As I found out that particular night at the party, beer is an acquired taste. It takes some getting used to. Actually, it take a lot of getting used to. Over the years, I have discovered that many number of things in life are an acquired taste, including me.

I often joke about this very fact. But it is true. All you have to do is ask my ex-whatevers. I was an acquired taste that slowly became a distaste. I was the caviar that was really just fish eggs there entire time.

This used to bother me a lot. In my younger days, I yearned to be liked. In high school, I just wanted to be mildly popular, instead of the guy who could have been a character on Square Pegs or who would be one of the geeks in the boy’s bathroom paying to gawk at a pair of panties in Sixteen Candles.

But I wasn’t. I later learned that I was an acquired taste. It took time to get to like me. Initially, I would put people off. But then they found out I was a pretty decent guy. Notice, I didn’t say nice. There have been times when I have not been nice.

I liken it to a bottle of wine. When you open it, the wine delights your senses. You enjoy a sip or two or even an entire glass. Then you cork it, but not well enough. Eventually oxygen seeps in and that delightful glass of wine you’ve been looking forward to enjoying all day has turned on you. You take a sip, but you’re not quite sure whats wrong. Then another and you are reviled. It’s turn to vinegar.

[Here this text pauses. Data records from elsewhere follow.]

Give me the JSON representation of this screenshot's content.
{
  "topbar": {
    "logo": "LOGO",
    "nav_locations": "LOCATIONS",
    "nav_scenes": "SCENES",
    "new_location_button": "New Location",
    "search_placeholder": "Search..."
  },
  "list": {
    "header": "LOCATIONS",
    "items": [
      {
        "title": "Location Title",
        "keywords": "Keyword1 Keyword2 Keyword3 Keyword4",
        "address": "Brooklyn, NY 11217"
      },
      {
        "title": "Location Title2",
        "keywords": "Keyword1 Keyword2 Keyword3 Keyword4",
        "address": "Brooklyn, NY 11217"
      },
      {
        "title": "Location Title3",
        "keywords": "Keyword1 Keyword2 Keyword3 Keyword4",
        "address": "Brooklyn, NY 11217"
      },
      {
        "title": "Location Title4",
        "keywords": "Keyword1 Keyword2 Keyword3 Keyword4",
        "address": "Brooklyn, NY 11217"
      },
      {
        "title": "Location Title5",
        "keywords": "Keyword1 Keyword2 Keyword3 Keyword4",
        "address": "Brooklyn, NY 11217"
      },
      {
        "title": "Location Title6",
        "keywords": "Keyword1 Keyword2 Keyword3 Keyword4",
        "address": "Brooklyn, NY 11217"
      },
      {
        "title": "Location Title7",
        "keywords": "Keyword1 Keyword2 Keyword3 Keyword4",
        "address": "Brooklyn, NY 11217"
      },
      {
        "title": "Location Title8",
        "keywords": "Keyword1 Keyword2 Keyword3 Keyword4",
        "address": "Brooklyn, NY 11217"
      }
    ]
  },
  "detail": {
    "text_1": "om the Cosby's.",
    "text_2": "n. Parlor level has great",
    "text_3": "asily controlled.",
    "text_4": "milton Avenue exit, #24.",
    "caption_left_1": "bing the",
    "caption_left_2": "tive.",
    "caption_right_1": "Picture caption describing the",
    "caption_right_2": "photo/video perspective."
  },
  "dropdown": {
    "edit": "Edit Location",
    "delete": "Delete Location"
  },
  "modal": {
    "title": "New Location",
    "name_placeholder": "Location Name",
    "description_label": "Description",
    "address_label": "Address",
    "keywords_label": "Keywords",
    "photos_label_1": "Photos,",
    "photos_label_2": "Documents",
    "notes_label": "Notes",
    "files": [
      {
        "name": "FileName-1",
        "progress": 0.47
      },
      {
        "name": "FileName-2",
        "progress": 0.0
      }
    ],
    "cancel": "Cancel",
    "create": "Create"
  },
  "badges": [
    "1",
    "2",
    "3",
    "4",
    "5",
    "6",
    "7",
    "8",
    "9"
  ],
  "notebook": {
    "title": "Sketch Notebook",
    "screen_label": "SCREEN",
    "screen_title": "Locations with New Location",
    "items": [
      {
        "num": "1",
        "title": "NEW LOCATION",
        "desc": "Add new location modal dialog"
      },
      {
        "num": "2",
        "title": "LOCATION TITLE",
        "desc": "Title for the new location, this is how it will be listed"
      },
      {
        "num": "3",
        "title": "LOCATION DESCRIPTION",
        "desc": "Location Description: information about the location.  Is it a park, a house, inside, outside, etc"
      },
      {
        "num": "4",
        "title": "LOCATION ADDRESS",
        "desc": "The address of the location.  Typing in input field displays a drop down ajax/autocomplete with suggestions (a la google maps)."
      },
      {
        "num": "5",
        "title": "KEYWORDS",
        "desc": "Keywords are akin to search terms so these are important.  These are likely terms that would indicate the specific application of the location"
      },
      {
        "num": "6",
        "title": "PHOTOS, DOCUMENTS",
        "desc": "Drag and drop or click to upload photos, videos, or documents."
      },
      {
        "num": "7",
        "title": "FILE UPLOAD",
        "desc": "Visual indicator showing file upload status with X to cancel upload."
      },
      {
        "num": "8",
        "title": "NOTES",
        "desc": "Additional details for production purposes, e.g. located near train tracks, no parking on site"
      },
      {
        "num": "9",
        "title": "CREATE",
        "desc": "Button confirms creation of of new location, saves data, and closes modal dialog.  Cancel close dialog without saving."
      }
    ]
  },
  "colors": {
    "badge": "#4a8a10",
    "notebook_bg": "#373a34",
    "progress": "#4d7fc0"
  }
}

That would be me. It’s also been my experience with wine. The first time I had actually tried wine it tasted horrible. But my girlfriend Cassie continued to order more glasses of it, teaching me what to look for. It was an education and a process. That night, I drank a lot of wine. Too much in fact. Much of ended up in the back seat of my friend’s brand new car. The next morning I woke up with a pounding headache and wanted to die.

That pretty much describes a relationship with me. You’re not sure you’ll ever develop a taste for it, then you fall in love, drink way too much and wish you could die the next day. That my friends, is an acquired taste that leaves a lasting impression.

After the last ex-whatever decided she no longer had a taste for me, I decided to screw it. I was tired of trying to be a Baskin Robbins, always offering up 31 different flavors of me just so that someone might like one of them. Even though others seemed to like me, I didn’t like myself. I was no longer an acquired tasted, even to me.

Egads! I thought I had conquered that slippery slope before in life. Here I was, back where I started oh, so many years ago in Renton when I finally decided that I could no longer pander and cater to my family and my friends who wanted me to be something I wasn’t. I hated myself. And here I was, back on that precipice again, 30 years later.

So here it is. I finally admit it. I am an acquired taste. I’m not for everybody. Hell, I may not be for anybody. But at least I am me again and I kind of like it.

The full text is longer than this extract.